Judentum in Schifferstadt und in der Pfalz

 

Vortrag von Dr. Werner Transier beim Verein für Heimatpflege

 

Die Geschichte des Pfälzischen Judentums – unter Berücksichtigung der jüdischen Gemeinschaft in Schifferstadt – hatte der Vortrag von Dr. Werner Transier, Sammlungsleiter für Judaika und Numismatik am Historischen Museum der Pfalz in Speyer, am Donnerstagabend in der Adlerstube zum Gegenstand. „Retrospektiv die große, nahezu 1000-jährige Geschichte von Judentum und Christentum in unserer Region aufzuzeigen, aber auch an die teuflischen Taten Wahnsinniger, die in menschen- und kulturverachtenden Weise durch Genozid glaubten, Geschichte auslöschen zu können, zu erinnern, definierte der Vorsitzende des Vereins für Heimatpflege Werner Krämer den Zweck der Vortragsveranstaltung. 
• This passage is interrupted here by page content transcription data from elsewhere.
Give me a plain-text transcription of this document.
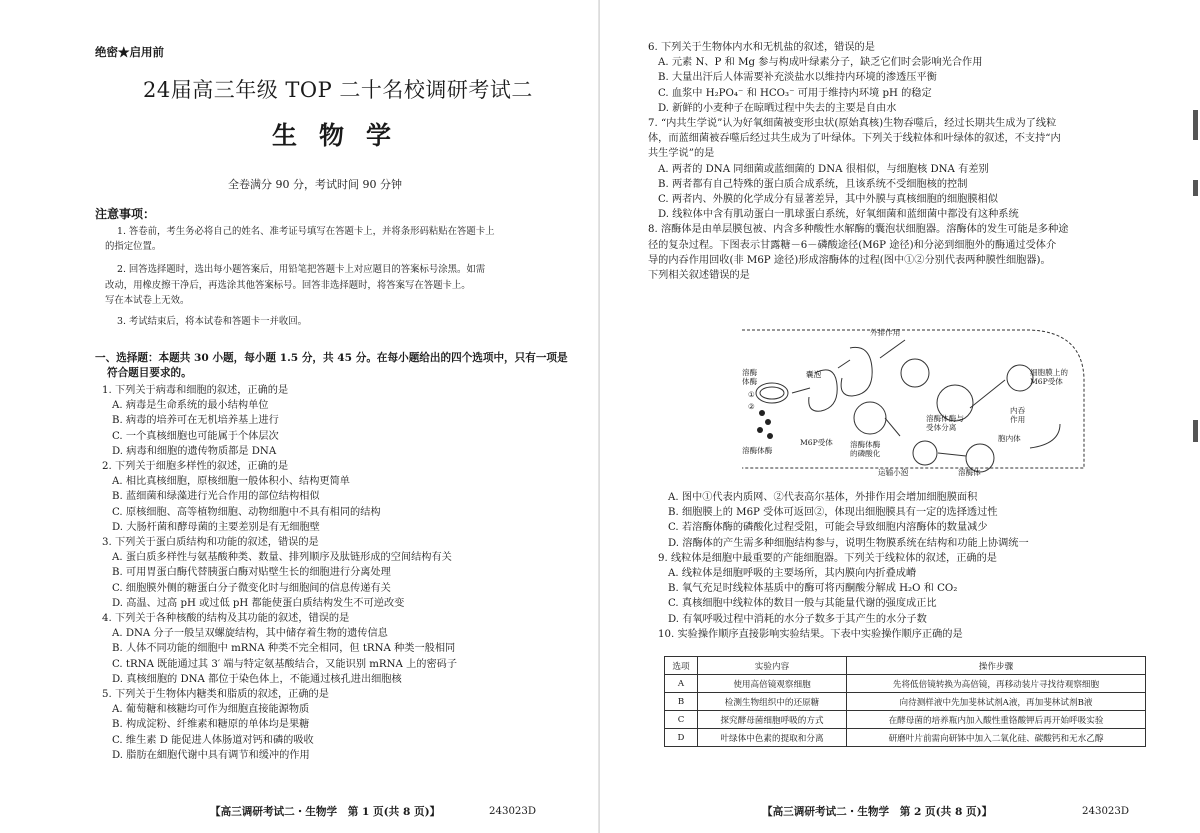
绝密★启用前
24届高三年级 TOP 二十名校调研考试二
生物学
全卷满分 90 分，考试时间 90 分钟
注意事项：
1. 答卷前，考生务必将自己的姓名、准考证号填写在答题卡上，并将条形码粘贴在答题卡上
的指定位置。
2. 回答选择题时，选出每小题答案后，用铅笔把答题卡上对应题目的答案标号涂黑。如需
改动，用橡皮擦干净后，再选涂其他答案标号。回答非选择题时，将答案写在答题卡上。
写在本试卷上无效。
3. 考试结束后，将本试卷和答题卡一并收回。
一、选择题：本题共 30 小题，每小题 1.5 分，共 45 分。在每小题给出的四个选项中，只有一项是
符合题目要求的。
1. 下列关于病毒和细胞的叙述，正确的是
A. 病毒是生命系统的最小结构单位
B. 病毒的培养可在无机培养基上进行
C. 一个真核细胞也可能属于个体层次
D. 病毒和细胞的遗传物质都是 DNA
2. 下列关于细胞多样性的叙述，正确的是
A. 相比真核细胞，原核细胞一般体积小、结构更简单
B. 蓝细菌和绿藻进行光合作用的部位结构相似
C. 原核细胞、高等植物细胞、动物细胞中不具有相同的结构
D. 大肠杆菌和酵母菌的主要差别是有无细胞壁
3. 下列关于蛋白质结构和功能的叙述，错误的是
A. 蛋白质多样性与氨基酸种类、数量、排列顺序及肽链形成的空间结构有关
B. 可用胃蛋白酶代替胰蛋白酶对贴壁生长的细胞进行分离处理
C. 细胞膜外侧的糖蛋白分子微变化时与细胞间的信息传递有关
D. 高温、过高 pH 或过低 pH 都能使蛋白质结构发生不可逆改变
4. 下列关于各种核酸的结构及其功能的叙述，错误的是
A. DNA 分子一般呈双螺旋结构，其中储存着生物的遗传信息
B. 人体不同功能的细胞中 mRNA 种类不完全相同，但 tRNA 种类一般相同
C. tRNA 既能通过其 3′ 端与特定氨基酸结合，又能识别 mRNA 上的密码子
D. 真核细胞的 DNA 都位于染色体上，不能通过核孔进出细胞核
5. 下列关于生物体内糖类和脂质的叙述，正确的是
A. 葡萄糖和核糖均可作为细胞直接能源物质
B. 构成淀粉、纤维素和糖原的单体均是果糖
C. 维生素 D 能促进人体肠道对钙和磷的吸收
D. 脂肪在細胞代谢中具有调节和缓冲的作用
【高三调研考试二・生物学　第 1 页(共 8 页)】	243023D
6. 下列关于生物体内水和无机盐的叙述，错误的是
A. 元素 N、P 和 Mg 参与构成叶绿素分子，缺乏它们时会影响光合作用
B. 大量出汗后人体需要补充淡盐水以维持内环境的渗透压平衡
C. 血浆中 H₂PO₄⁻ 和 HCO₃⁻ 可用于维持内环境 pH 的稳定
D. 新鲜的小麦种子在晾晒过程中失去的主要是自由水
7. “内共生学说”认为好氧细菌被变形虫状(原始真核)生物吞噬后，经过长期共生成为了线粒
体，而蓝细菌被吞噬后经过共生成为了叶绿体。下列关于线粒体和叶绿体的叙述，不支持“内
共生学说”的是
A. 两者的 DNA 同细菌或蓝细菌的 DNA 很相似，与细胞核 DNA 有差别
B. 两者都有自己特殊的蛋白质合成系统，且该系统不受细胞核的控制
C. 两者内、外膜的化学成分有显著差异，其中外膜与真核细胞的细胞膜相似
D. 线粒体中含有肌动蛋白一肌球蛋白系统，好氧细菌和蓝细菌中都没有这种系统
8. 溶酶体是由单层膜包被、内含多种酸性水解酶的囊泡状细胞器。溶酶体的发生可能是多种途
径的复杂过程。下图表示甘露糖－6－磷酸途径(M6P 途径)和分泌到细胞外的酶通过受体介
导的内吞作用回收(非 M6P 途径)形成溶酶体的过程(图中①②分别代表两种膜性细胞器)。
下列相关叙述错误的是
外排作用
细胞膜上的
M6P受体
溶酶
体酶
囊泡
内吞
作用
胞内体
溶酶体酶
溶酶体酶与
受体分离
溶酶体酶
的磷酸化
M6P受体
运输小泡	溶酶体
①
②
A. 图中①代表内质网、②代表高尔基体，外排作用会增加细胞膜面积
B. 细胞膜上的 M6P 受体可返回②，体现出细胞膜具有一定的选择透过性
C. 若溶酶体酶的磷酸化过程受阻，可能会导致细胞内溶酶体的数量减少
D. 溶酶体的产生需多种细胞结构参与，说明生物膜系统在结构和功能上协调统一
9. 线粒体是细胞中最重要的产能细胞器。下列关于线粒体的叙述，正确的是
A. 线粒体是细胞呼吸的主要场所，其内膜向内折叠成嵴
B. 氧气充足时线粒体基质中的酶可将丙酮酸分解成 H₂O 和 CO₂
C. 真核细胞中线粒体的数目一般与其能量代谢的强度成正比
D. 有氧呼吸过程中消耗的水分子数多于其产生的水分子数
10. 实验操作顺序直接影响实验结果。下表中实验操作顺序正确的是
选项	实验内容	操作步骤
A	使用高倍镜观察细胞	先将低倍镜转换为高倍镜，再移动装片寻找待观察细胞
B	检测生物组织中的还原糖	向待测样液中先加斐林试剂A液，再加斐林试剂B液
C	探究酵母菌细胞呼吸的方式	在酵母菌的培养瓶内加入酸性重铬酸钾后再开始呼吸实验
D	叶绿体中色素的提取和分离	研磨叶片前需向研钵中加入二氧化硅、碳酸钙和无水乙醇
【高三调研考试二・生物学　第 2 页(共 8 页)】	243023D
Dr. Werner Transier ging im Anschluss zunächst auf die Entwicklung der jüdisch-pfälzischen Geschichte ein, beginnend mit dem städtischen Judentum im Mittelalter und eröffnete den rund 50 Zuhörern, dass erste jüdische Gemeinden vom 10. Jahrhundert an meist in den Bischofsstädten, unter dem Schutz der bischöflichen bzw. erzbischöflichen Stadtherren entstanden waren. Die rheinischen Juden kamen überwiegend aus Frankreich, Italien und Spanien, wo sie der geistigen und sozialen Elite angehörten. Ein hohes Bildungsniveau zeichnete diese Menschen aus.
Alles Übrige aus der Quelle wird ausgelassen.